Stan wojenny przed sądem - odc.24.
Wiemy, że był on nielegalny, bo sąd orzekł, iż dekrety Rady Państwa uchwalono wbrew obowiązującej wówczas peerelowskiej konstytucji. Jak na razie żaden wyrok skazujący nie zapadł, choć jeden jest już blisko.
Na początku grudnia tego roku, prokurator Piotr Piątek z IPN zażądał kar dwóch lat więzienia w zawieszeniu na pięć dla gen. Czesława Kiszczaka oraz Stanisława Kani, byłego I sekretarz KC PZPR, ostatnich autorów stanu wojennego odpowiadających przed sądem.
- Nie chodzi mi o to, by ci starsi ludzie poszli do więzienia, tylko aby sąd powiedział o ich winie – tłumaczył prokurator Piątek.
Proces rozpoczął się w 2008 r. przed warszawskim sądem. Od początku jego prowadzenie utrudniał podeszły wiek oskarżonych i ich stan zdrowia. Od pierwszej rozprawy ciężko chory jest gen. Florian Siwicki. Gen. Tadeusz Tuczapski zmarł w trakcie procedowania. Wobec niektórych oskarżonych zarzuty trzeba było umorzyć z powodu przedawnienia. Główny oskarżony i główna historyczna postać tamtych dni - gen. Wojciech Jaruzelski - ze względu na stan zdrowia został wyłączony z historycznego procesu.
Wszyscy oskarżeni odpowiadali za udział w przestępczym związku zbrojnym, który od marca 1981 r. planował wprowadzenie stanu wojennego w Polsce. Gen. Wojciech Jaruzelski miał przestępczym związkiem kierować. Do wprowadzenia stanu wojennego wykorzystano struktury państwa. Celem przestępczego związku była ''likwidacja pokojowego ruchu społecznego związanego z NSZZ ''Solidarność'' przez pozbawianie wolności, wydawanie wyroków za czyny wcześniej nie karane i inne przestępstwa przeciwko wolności''.
Skutkiem stanu wojennego było m.in. internowanie blisko 10 tysięcy działaczy ''Solidarności'' i innych ruchów niepodległościowych oraz tysiące bezprawnie pozbawionych wolności wyrokami wydawanymi w doraźnym trybie, co dotknęło np. strajkujących.
Proces autorów stanu wojennego trwa ponad trzy lata.

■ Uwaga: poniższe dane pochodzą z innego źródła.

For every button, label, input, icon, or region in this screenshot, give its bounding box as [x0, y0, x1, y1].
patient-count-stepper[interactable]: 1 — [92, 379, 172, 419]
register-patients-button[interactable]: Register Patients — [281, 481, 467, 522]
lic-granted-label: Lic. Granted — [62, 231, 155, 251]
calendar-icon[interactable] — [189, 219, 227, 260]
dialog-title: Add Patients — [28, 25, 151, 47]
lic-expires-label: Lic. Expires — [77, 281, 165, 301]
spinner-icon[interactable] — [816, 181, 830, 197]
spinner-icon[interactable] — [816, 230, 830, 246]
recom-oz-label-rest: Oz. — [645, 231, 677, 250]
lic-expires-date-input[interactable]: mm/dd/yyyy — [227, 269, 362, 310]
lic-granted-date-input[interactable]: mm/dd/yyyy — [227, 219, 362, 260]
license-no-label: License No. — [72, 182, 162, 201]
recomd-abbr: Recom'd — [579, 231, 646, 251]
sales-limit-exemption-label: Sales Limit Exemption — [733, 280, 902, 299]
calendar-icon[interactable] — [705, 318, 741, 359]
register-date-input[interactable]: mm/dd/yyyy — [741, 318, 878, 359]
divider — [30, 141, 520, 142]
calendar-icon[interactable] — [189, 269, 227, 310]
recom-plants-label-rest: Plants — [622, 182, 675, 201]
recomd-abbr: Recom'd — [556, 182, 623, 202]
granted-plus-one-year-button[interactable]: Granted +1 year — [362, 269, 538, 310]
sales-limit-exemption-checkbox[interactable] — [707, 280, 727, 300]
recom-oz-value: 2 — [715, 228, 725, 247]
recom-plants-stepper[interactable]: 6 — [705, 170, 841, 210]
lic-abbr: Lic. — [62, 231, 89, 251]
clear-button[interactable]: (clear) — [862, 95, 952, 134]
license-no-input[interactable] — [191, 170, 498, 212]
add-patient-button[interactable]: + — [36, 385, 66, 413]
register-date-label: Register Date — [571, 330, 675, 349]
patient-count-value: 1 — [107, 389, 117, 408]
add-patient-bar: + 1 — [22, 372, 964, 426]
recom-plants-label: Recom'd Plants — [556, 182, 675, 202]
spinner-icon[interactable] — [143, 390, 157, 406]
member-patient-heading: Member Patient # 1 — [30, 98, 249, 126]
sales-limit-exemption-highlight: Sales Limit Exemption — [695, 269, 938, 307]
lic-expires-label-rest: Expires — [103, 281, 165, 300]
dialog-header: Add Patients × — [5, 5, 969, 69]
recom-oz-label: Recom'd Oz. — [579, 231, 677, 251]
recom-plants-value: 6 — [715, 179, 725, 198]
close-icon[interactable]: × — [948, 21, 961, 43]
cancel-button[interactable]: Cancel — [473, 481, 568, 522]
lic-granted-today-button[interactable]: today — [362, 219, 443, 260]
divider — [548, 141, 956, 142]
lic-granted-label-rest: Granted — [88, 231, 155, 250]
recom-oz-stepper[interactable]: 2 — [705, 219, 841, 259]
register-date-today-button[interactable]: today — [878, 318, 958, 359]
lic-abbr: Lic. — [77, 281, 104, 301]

Na 20 grudnia, czyli przyszły wtorek, planowane są mowy końcowe obrońców.
Próbę rozliczenia stanu wojennego podjął także opolski oddział IPN. Prowadzi on śledztwo dotyczące internowania działaczy opolskiej Solidarności. Prokurator Grzegorz Bryda przesłuchał już ponad 100 internowanych. Rozmawiał z dwoma osobami dziennie.

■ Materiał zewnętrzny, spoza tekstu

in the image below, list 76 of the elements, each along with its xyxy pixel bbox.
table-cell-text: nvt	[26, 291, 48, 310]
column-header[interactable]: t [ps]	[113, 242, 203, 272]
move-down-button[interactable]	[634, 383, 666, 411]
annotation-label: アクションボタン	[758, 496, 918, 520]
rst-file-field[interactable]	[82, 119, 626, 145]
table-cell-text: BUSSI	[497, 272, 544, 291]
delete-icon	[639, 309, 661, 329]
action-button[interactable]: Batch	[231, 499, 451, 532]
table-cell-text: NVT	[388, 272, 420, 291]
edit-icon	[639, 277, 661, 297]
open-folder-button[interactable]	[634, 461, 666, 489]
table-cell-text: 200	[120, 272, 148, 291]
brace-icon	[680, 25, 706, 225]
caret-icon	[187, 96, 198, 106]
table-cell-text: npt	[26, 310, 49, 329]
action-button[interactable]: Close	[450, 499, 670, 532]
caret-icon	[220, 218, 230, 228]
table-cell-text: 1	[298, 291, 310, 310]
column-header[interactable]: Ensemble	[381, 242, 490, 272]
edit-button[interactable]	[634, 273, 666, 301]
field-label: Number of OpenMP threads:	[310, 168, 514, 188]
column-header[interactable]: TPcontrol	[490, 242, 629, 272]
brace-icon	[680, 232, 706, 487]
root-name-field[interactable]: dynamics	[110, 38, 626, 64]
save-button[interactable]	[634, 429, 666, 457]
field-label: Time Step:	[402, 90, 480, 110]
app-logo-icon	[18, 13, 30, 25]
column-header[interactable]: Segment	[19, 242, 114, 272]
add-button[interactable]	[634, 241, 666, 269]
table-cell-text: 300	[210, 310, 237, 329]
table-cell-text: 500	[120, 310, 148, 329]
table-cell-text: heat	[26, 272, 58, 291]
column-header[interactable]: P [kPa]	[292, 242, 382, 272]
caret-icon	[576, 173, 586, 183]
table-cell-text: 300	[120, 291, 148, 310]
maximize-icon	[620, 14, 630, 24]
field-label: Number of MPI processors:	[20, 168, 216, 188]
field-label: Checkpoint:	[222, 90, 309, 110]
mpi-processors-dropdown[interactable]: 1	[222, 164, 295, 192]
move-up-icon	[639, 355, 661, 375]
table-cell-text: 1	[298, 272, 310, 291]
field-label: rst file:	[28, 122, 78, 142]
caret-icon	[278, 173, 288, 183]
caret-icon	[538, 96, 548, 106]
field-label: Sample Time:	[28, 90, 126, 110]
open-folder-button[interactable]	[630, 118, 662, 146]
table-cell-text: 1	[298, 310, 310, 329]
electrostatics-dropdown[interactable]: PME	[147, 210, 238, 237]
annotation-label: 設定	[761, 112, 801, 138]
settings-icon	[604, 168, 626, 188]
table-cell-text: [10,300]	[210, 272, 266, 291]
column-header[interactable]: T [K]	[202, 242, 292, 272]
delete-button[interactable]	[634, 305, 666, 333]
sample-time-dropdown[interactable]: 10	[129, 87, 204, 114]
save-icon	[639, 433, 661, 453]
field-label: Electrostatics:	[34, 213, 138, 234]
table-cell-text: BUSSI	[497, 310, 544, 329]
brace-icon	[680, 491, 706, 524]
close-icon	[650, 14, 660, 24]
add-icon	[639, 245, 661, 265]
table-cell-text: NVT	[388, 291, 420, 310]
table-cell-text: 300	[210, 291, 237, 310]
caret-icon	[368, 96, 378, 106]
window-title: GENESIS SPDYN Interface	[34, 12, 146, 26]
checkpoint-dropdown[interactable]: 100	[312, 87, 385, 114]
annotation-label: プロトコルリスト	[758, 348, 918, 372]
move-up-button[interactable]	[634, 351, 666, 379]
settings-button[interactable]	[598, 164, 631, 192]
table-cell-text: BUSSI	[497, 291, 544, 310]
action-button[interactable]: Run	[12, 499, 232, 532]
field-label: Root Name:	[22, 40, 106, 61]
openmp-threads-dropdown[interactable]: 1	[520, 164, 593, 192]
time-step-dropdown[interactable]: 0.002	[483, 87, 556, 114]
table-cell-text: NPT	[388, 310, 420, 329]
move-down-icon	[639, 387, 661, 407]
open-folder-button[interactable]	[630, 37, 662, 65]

Śledztwo ma wykazać czy w pierwszych dniach stanu wojennego funkcjonariusze SB oraz MO łamali prawa internowanych. Chodzi o to czy byli bici, czy im grożono, proponowano współpracę, czy mogli składać zażalenia na decyzje organów wymiaru sprawiedliwości, w końcu czy znęcano się nad nimi.

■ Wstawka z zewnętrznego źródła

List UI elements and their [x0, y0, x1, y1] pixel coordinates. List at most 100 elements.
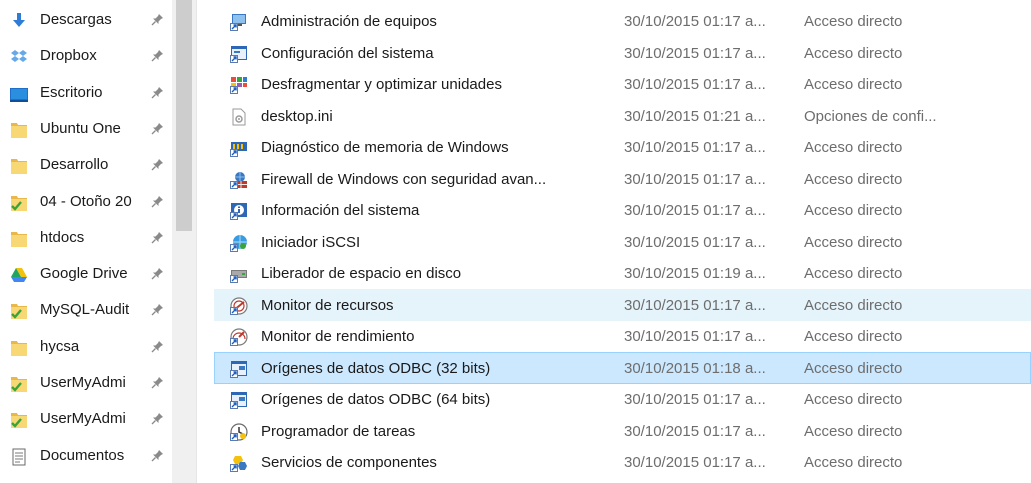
file-type: Acceso directo	[804, 170, 903, 188]
file-name: desktop.ini	[261, 107, 333, 125]
file-type: Acceso directo	[804, 391, 903, 408]
file-date-modified: 30/10/2015 01:17 a...	[624, 202, 766, 219]
pane-divider[interactable]	[196, 0, 197, 483]
pin-icon[interactable]	[151, 122, 164, 135]
documents-icon	[10, 448, 29, 466]
sidebar-item-label: Ubuntu One	[40, 119, 121, 137]
file-row[interactable]: Liberador de espacio en disco 30/10/2015 …	[214, 257, 1031, 289]
file-name: Programador de tareas	[261, 422, 416, 440]
sidebar-item-descargas[interactable]: Descargas	[0, 4, 172, 36]
navigation-scrollbar[interactable]	[172, 0, 196, 483]
sidebar-item-label: Dropbox	[40, 47, 97, 65]
file-type: Acceso directo	[804, 202, 903, 219]
firewall-icon	[230, 171, 248, 189]
pin-icon[interactable]	[151, 340, 164, 353]
file-name: Liberador de espacio en disco	[261, 265, 462, 282]
sidebar-item-label: hycsa	[40, 337, 80, 355]
file-row[interactable]: Iniciador iSCSI 30/10/2015 01:17 a... Acce…	[214, 226, 1031, 258]
sidebar-item-label: UserMyAdmi	[40, 374, 126, 391]
file-name: Información del sistema	[261, 202, 420, 219]
file-type: Acceso directo	[804, 328, 903, 345]
dropbox-icon	[10, 48, 29, 65]
file-row[interactable]: Firewall de Windows con seguridad avan..…	[214, 163, 1031, 195]
sidebar-item-label: UserMyAdmi	[40, 410, 126, 428]
sidebar-item-label: Escritorio	[40, 83, 103, 101]
pin-icon[interactable]	[151, 13, 164, 26]
file-row[interactable]: Programador de tareas 30/10/2015 01:17 a.…	[214, 415, 1031, 447]
file-name: Iniciador iSCSI	[261, 233, 361, 251]
sidebar-item-documentos[interactable]: Documentos	[0, 440, 172, 472]
sidebar-item-google-drive[interactable]: Google Drive	[0, 258, 172, 290]
file-name: Orígenes de datos ODBC (32 bits)	[261, 359, 491, 377]
file-name: Diagnóstico de memoria de Windows	[261, 139, 509, 156]
file-row[interactable]: Diagnóstico de memoria de Windows 30/10/2…	[214, 131, 1031, 163]
navigation-pane: Descargas Dropbox Escritorio Ubuntu One Desa…	[0, 0, 172, 483]
file-date-modified: 30/10/2015 01:17 a...	[624, 170, 766, 188]
folder-icon	[10, 157, 29, 175]
sidebar-item-label: MySQL-Audit	[40, 301, 130, 319]
pin-icon[interactable]	[151, 49, 164, 62]
folder-icon	[10, 230, 29, 247]
synced-folder-icon	[10, 411, 29, 429]
iscsi-icon	[230, 234, 248, 252]
sidebar-item-htdocs[interactable]: htdocs	[0, 222, 172, 254]
pin-icon[interactable]	[151, 303, 164, 316]
file-name: Orígenes de datos ODBC (64 bits)	[261, 391, 491, 408]
file-row[interactable]: Orígenes de datos ODBC (64 bits) 30/10/20…	[214, 383, 1031, 415]
pin-icon[interactable]	[151, 195, 164, 208]
file-type: Acceso directo	[804, 139, 903, 156]
pin-icon[interactable]	[151, 376, 164, 389]
file-type: Acceso directo	[804, 233, 903, 251]
sidebar-item-usermyadmi-2[interactable]: UserMyAdmi	[0, 403, 172, 435]
synced-folder-icon	[10, 194, 29, 211]
file-type: Acceso directo	[804, 76, 903, 93]
file-row[interactable]: Monitor de rendimiento 30/10/2015 01:17 a…	[214, 320, 1031, 352]
sidebar-item-desarrollo[interactable]: Desarrollo	[0, 149, 172, 181]
file-name: Administración de equipos	[261, 13, 437, 30]
file-date-modified: 30/10/2015 01:17 a...	[624, 296, 766, 314]
file-date-modified: 30/10/2015 01:17 a...	[624, 44, 766, 62]
file-date-modified: 30/10/2015 01:19 a...	[624, 265, 766, 282]
pin-icon[interactable]	[151, 449, 164, 462]
file-row[interactable]: Orígenes de datos ODBC (32 bits) 30/10/20…	[214, 351, 1031, 384]
system-info-icon	[230, 202, 248, 220]
google-drive-icon	[10, 266, 29, 283]
file-row[interactable]: Configuración del sistema 30/10/2015 01:1…	[214, 37, 1031, 69]
sidebar-item-label: htdocs	[40, 228, 85, 246]
file-name: Configuración del sistema	[261, 44, 434, 62]
sidebar-item-ubuntu-one[interactable]: Ubuntu One	[0, 113, 172, 145]
file-name: Desfragmentar y optimizar unidades	[261, 76, 502, 93]
pin-icon[interactable]	[151, 158, 164, 171]
sidebar-item-otono[interactable]: 04 - Otoño 20	[0, 186, 172, 218]
odbc-icon	[230, 391, 248, 409]
file-type: Acceso directo	[804, 265, 903, 282]
synced-folder-icon	[10, 375, 29, 392]
sidebar-item-escritorio[interactable]: Escritorio	[0, 77, 172, 109]
sidebar-item-usermyadmi-1[interactable]: UserMyAdmi	[0, 367, 172, 399]
file-type: Acceso directo	[804, 296, 903, 314]
file-row[interactable]: Desfragmentar y optimizar unidades 30/10/…	[214, 68, 1031, 100]
file-row[interactable]: Monitor de recursos 30/10/2015 01:17 a...…	[214, 288, 1031, 321]
task-scheduler-icon	[230, 422, 248, 441]
file-row[interactable]: Servicios de componentes 30/10/2015 01:17…	[214, 446, 1031, 478]
sidebar-item-hycsa[interactable]: hycsa	[0, 331, 172, 363]
file-name: Monitor de rendimiento	[261, 328, 415, 345]
file-row[interactable]: Información del sistema 30/10/2015 01:17 …	[214, 194, 1031, 226]
file-date-modified: 30/10/2015 01:17 a...	[624, 391, 766, 408]
sidebar-item-dropbox[interactable]: Dropbox	[0, 40, 172, 72]
file-row[interactable]: Administración de equipos 30/10/2015 01:1…	[214, 5, 1031, 37]
file-date-modified: 30/10/2015 01:17 a...	[624, 13, 766, 30]
sidebar-item-mysql-audit[interactable]: MySQL-Audit	[0, 294, 172, 326]
file-type: Acceso directo	[804, 44, 903, 62]
file-date-modified: 30/10/2015 01:18 a...	[624, 359, 766, 377]
navigation-scrollbar-thumb[interactable]	[176, 0, 192, 231]
pin-icon[interactable]	[151, 267, 164, 280]
pin-icon[interactable]	[151, 412, 164, 425]
file-date-modified: 30/10/2015 01:17 a...	[624, 233, 766, 251]
sidebar-item-label: Descargas	[40, 11, 112, 28]
pin-icon[interactable]	[151, 86, 164, 99]
file-row[interactable]: desktop.ini 30/10/2015 01:21 a... Opciones…	[214, 100, 1031, 132]
file-list: Administración de equipos 30/10/2015 01:1…	[214, 0, 1031, 483]
settings-file-icon	[230, 108, 248, 126]
pin-icon[interactable]	[151, 231, 164, 244]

Prokurator Bryda teraz analizuje dokumenty. Przesłuchiwani zeznawali, że zatrzymano ich jeszcze przed północą, czyli de facto 12 grudnia, a dekret o wprowadzeniu stanu wojennego w życie wszedł dopiero 17 grudnia.
Nieprawidłowości na pewno były. Ale czy będą z tego zarzuty - jeszcze za wcześnie by o tym mówić.